When we are at our most vulnerable at end of life and our loved ones are also struggling, we deserve so much better. We need far greater investment in palliative care and hospice care. I urge the Minister to take genuine action to address both the geographic disparities and the deep inequalities that exist in accessing palliative care. We have a moral imperative, particularly if the assisted dying Bill makes progress. We cannot be in a position where assisted death is available universally on the NHS to those identified in the Bill, but access to good palliative care is not. That is what grated with me most and why I could not walk through the Aye Lobby that day. I urge the Minister and the Bill Committee to ensure that duties are written into law so that there is genuine choice at the end of life. Whether the Bill passes or not, we need to see much greater action on good palliative care.

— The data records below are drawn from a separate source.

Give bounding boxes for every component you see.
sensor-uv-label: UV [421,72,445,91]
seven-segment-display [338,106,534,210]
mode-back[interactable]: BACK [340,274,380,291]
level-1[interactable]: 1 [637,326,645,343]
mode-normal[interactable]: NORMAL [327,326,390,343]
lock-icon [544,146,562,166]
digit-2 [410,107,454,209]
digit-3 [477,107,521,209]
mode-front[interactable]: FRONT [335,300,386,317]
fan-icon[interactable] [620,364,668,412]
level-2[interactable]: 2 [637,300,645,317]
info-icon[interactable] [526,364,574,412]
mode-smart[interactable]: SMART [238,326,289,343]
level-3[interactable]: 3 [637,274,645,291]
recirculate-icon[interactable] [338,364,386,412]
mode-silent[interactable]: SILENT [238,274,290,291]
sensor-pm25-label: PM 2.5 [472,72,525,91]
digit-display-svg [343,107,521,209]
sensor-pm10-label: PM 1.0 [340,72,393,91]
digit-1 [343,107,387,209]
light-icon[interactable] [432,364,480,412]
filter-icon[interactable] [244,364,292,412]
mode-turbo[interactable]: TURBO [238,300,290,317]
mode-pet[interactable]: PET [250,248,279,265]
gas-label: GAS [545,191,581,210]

I have a couple of questions for the Minister, who has been superb in supporting me over Zoe’s Place. Will the Government ensure that the confirmed £26 million NHS England funding for children’s hospices for 2025-26 is ringfenced, distributed centrally, and increased in line with inflation in subsequent years, and does the Minister recognise the strong preference among children’s hospices for that £26 million to be distributed as a centrally managed and ringfenced grant rather than being distributed via integrated care boards?
Without ongoing Government support and a fresh funding model, what nearly happened to Zoe’s Place in Liverpool will happen elsewhere. Hospices will undoubtedly close down. The problems are systemic, and it will take Government action to fix that. The city of Liverpool rose to the challenge to save Zoe’s Place; now this place has to rise to the challenge as well, and give all hospices the funding that they need to survive. This cannot wait, because all who rely on these incredible services do not have time on their side.